Letter to the editor: the impact of a word

Mon, 07/09/2018 - 11:00am

    Scott Pruitt, head of the Environmental Protection Agency, is gone. Paying him homage recently was Oklahoma's Sen. James Inhofe, who said Pruitt has been "single minded at restoring the EPA to its proper statutory authority and ending burdensome regulations that have stifled economic growth across the country."

    It would take a book (and probably has) to cover how vital regulations have been in the enforcement of our environmental laws. A regulation is designed to put teeth into law enforcement. Regulations protect speed limits, control unruly crowds, overcrowding on vehicles, etc.
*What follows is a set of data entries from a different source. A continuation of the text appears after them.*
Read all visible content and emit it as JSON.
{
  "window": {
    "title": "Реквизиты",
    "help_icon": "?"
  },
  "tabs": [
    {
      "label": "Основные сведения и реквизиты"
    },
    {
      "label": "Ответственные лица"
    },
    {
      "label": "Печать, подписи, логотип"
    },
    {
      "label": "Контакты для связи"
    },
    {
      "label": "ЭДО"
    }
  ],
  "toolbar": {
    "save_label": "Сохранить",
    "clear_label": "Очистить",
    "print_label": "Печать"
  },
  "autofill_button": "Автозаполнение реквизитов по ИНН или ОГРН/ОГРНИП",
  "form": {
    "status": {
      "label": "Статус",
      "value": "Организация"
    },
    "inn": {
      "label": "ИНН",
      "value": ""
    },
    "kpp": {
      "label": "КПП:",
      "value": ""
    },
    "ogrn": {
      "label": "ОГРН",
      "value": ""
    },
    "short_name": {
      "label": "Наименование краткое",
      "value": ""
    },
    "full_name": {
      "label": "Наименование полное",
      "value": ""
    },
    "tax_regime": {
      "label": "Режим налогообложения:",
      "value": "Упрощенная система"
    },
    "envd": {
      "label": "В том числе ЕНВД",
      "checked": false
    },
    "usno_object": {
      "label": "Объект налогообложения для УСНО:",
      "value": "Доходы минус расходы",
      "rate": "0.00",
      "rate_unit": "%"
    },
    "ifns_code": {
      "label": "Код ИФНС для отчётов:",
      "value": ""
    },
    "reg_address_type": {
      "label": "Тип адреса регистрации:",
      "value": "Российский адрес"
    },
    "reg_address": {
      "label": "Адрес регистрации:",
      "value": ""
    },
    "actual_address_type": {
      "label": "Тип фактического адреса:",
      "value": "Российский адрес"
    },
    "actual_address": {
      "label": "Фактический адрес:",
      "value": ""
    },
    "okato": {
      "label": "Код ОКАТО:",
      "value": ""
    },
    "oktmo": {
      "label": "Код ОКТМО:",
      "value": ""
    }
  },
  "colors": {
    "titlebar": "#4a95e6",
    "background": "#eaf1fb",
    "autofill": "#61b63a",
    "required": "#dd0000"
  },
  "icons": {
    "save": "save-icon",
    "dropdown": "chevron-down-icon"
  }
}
Without regulations laws become useless. Some regulations can and should be modified, maybe even dropped given today's reality, like those pertaining to horse and buggy times. But most are essential. Trump treats the word "regulation" as a profanity, and people buy it—roaring with approval when he says it.

    The EPA was tasked almost 50 years ago with enforcement of newly enacted laws to protect our air, water, land, drinking water, other species. Its mission was vast but vital. Until this administration it protected our drinking water. It guarded against dangerous pesticides, untested chemicals, mining and drilling hazards, industrial contamination. (For a comprehensive list of acts the EPA has enforced, google environmental laws and
    go to to the website List of United States Federal Statutes.)

    Andrew Wheeler is now acting EPA administrator. For 12 years he was James Inhofe's chief of staff and has long worked for Massey Industries as a coal lobbyist. He has no science background. But the president assures us that he will carry on Pruitt's mission until a new, equally horrifying successor is named. Bruce Poliquin will no doubt vote for that successor. And the EPA, which was created to protect some of our most
    basic survival needs, could be all but destroyed.